Mensalmente, o Sagarana Notícias (SN) traz uma entrevista especial para as nossas leitoras e os nossos leitores. A entrevistada deste mês de março é a celebrada escritora itaguarense Neusa Sorrenti.
Filha de Antônio Sorrenti e de Cecília Michetti Sorrenti, Neusa nasceu no dia 29 de maio de 1948 em Itaguara.
Bacharelou-se em Letras pela PUC-Minas e em Ciência da Informação pela UFMG, possui pós-graduação em Literatura Infantil e Juvenil e mestrado em Literaturas de Língua Portuguesa (Africana Brasileira e Portuguesa) pela PUC Minas. Em seu mestrado abordou o poeta gaúcho Mário Quintana e sua dissertação intitula-se: “Voz de criança na lírica de Mario Quintana”.
A escritora itaguarense já escreveu mais de 40 livros e figura como uma das mais importantes escritoras do gênero infanto-juvenil do país. Como reconhecimento de seu trabalho, venceu inúmeros prêmios e recebeu várias menções honrosas, dentre elas: o selo Altamente Recomendável do Programa Nacional Biblioteca da Escola (PNBE), e o Prêmio 30 anos da Fundação Nacional do Livro Infantil e Juvenil (FNLIJ).
A renomada editora Lê qualifica Sorrenti como “uma das maiores narradoras e poetas infantojuvenis do Brasil. A autora é a prova de como é amplo esse campo da literatura.”
Em alguns momentos, entrevistamos a escritora, em outros momentos falamos com a itaguarense e, por vezes, dialogamos com a mestra e especialista em literatura. Porque Neusa é assim: genial, múltipla.
Onde há a sigla SN, leia-se Sagarana Notícias e onde há a sigla NS, leia-se Neusa Sorrenti.
Aprecie a nossa conversa:
SN - Quando e como você começou a escrever? E quando veio o reconhecimento?
NS - Sempre gostei de escrever. Em cadernos secretos, folhas avulsas, cadernetas. Bem menina me aventurei numa parede recém pintada de uma varanda, usando folhas de gerânio como caneta. A façanha me custou uma advertência memorável. Mas o poema visual que criei tinha futuro...

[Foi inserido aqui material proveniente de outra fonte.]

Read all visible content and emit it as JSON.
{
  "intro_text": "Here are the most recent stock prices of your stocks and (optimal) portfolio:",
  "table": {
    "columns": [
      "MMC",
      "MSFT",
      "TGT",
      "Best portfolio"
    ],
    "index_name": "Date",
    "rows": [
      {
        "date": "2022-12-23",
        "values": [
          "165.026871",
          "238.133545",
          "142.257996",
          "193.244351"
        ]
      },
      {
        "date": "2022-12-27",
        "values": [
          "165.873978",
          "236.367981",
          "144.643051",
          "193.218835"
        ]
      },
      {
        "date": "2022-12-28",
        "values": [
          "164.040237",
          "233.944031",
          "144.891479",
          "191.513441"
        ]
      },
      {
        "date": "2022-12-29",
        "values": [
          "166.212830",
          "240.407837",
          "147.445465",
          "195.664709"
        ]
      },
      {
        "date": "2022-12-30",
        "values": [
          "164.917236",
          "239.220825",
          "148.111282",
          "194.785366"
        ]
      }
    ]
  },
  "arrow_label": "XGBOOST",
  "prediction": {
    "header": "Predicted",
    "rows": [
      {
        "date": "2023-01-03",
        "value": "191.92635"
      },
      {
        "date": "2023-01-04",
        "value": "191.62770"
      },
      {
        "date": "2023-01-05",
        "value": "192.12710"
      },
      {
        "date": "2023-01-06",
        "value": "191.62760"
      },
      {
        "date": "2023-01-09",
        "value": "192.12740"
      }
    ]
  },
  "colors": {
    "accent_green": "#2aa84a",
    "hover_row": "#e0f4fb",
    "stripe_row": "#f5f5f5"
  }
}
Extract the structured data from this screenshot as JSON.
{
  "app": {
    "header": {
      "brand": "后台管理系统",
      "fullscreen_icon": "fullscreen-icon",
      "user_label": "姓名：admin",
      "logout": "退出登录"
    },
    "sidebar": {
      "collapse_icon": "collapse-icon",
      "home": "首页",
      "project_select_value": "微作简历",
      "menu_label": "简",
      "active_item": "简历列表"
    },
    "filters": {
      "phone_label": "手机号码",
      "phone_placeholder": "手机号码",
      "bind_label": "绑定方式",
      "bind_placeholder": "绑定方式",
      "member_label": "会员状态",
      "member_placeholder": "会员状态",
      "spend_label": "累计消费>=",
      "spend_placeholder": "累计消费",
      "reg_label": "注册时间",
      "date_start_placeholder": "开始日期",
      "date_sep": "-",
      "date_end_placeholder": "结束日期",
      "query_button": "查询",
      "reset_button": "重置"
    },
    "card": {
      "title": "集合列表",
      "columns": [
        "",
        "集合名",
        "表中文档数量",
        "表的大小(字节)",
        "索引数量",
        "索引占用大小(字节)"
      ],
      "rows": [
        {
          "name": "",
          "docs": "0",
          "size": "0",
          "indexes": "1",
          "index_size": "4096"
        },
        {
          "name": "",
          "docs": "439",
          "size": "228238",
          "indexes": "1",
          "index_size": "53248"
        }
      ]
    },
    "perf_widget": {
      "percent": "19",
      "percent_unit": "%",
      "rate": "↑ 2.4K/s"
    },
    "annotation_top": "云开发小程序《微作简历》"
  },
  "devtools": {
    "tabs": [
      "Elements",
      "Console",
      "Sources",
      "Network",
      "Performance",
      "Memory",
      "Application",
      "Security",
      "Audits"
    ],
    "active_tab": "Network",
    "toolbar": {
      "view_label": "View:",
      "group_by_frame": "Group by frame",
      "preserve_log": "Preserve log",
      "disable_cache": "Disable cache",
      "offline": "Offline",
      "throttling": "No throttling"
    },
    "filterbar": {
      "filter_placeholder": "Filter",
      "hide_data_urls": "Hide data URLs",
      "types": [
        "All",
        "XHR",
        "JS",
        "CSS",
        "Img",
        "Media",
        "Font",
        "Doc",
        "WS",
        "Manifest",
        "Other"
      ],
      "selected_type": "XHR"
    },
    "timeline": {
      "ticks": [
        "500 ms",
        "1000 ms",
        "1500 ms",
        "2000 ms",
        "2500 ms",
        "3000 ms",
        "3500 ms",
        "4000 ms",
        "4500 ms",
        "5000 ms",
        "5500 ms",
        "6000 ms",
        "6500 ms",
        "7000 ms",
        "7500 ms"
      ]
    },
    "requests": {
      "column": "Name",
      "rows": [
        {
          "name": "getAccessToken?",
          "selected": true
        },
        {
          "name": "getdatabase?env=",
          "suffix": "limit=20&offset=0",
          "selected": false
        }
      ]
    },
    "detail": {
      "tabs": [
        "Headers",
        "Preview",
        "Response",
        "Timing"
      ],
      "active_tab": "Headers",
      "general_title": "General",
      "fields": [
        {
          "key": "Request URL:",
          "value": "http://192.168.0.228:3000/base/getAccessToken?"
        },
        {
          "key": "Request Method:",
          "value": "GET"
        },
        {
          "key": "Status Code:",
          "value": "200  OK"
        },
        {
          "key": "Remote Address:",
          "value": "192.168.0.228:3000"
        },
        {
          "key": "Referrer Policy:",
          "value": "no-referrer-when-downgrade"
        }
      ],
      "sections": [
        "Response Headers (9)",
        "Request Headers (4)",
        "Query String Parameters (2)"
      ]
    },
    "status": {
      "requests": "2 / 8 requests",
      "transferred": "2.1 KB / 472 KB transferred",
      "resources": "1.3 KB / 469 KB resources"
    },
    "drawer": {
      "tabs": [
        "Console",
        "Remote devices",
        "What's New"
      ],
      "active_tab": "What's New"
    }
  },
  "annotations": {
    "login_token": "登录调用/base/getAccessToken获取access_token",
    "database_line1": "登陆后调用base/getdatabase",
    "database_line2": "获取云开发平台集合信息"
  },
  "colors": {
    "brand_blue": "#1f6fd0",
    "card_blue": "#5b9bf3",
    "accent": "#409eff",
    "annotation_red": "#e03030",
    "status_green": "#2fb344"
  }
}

Meu primeiro livro, Casamento de viúva nasceu numa oficina que eu ministrava para professoras auxiliares de biblioteca, quando eu trabalhava como Analista de Cultura na Secretaria de Estado da Educação de Minas Gerais. Bons tempos! Um editor viu meu texto, gostou, publicou. Assim, em 1993, me tornei autora e meu livro conheceu os primeiros leitores. Há exatos trinta anos. “O tempo é um sopro”, já dizia Niemeyer.
SN - Como foi a sua infância em Itaguara e/ou a região? Quais as principais lembranças?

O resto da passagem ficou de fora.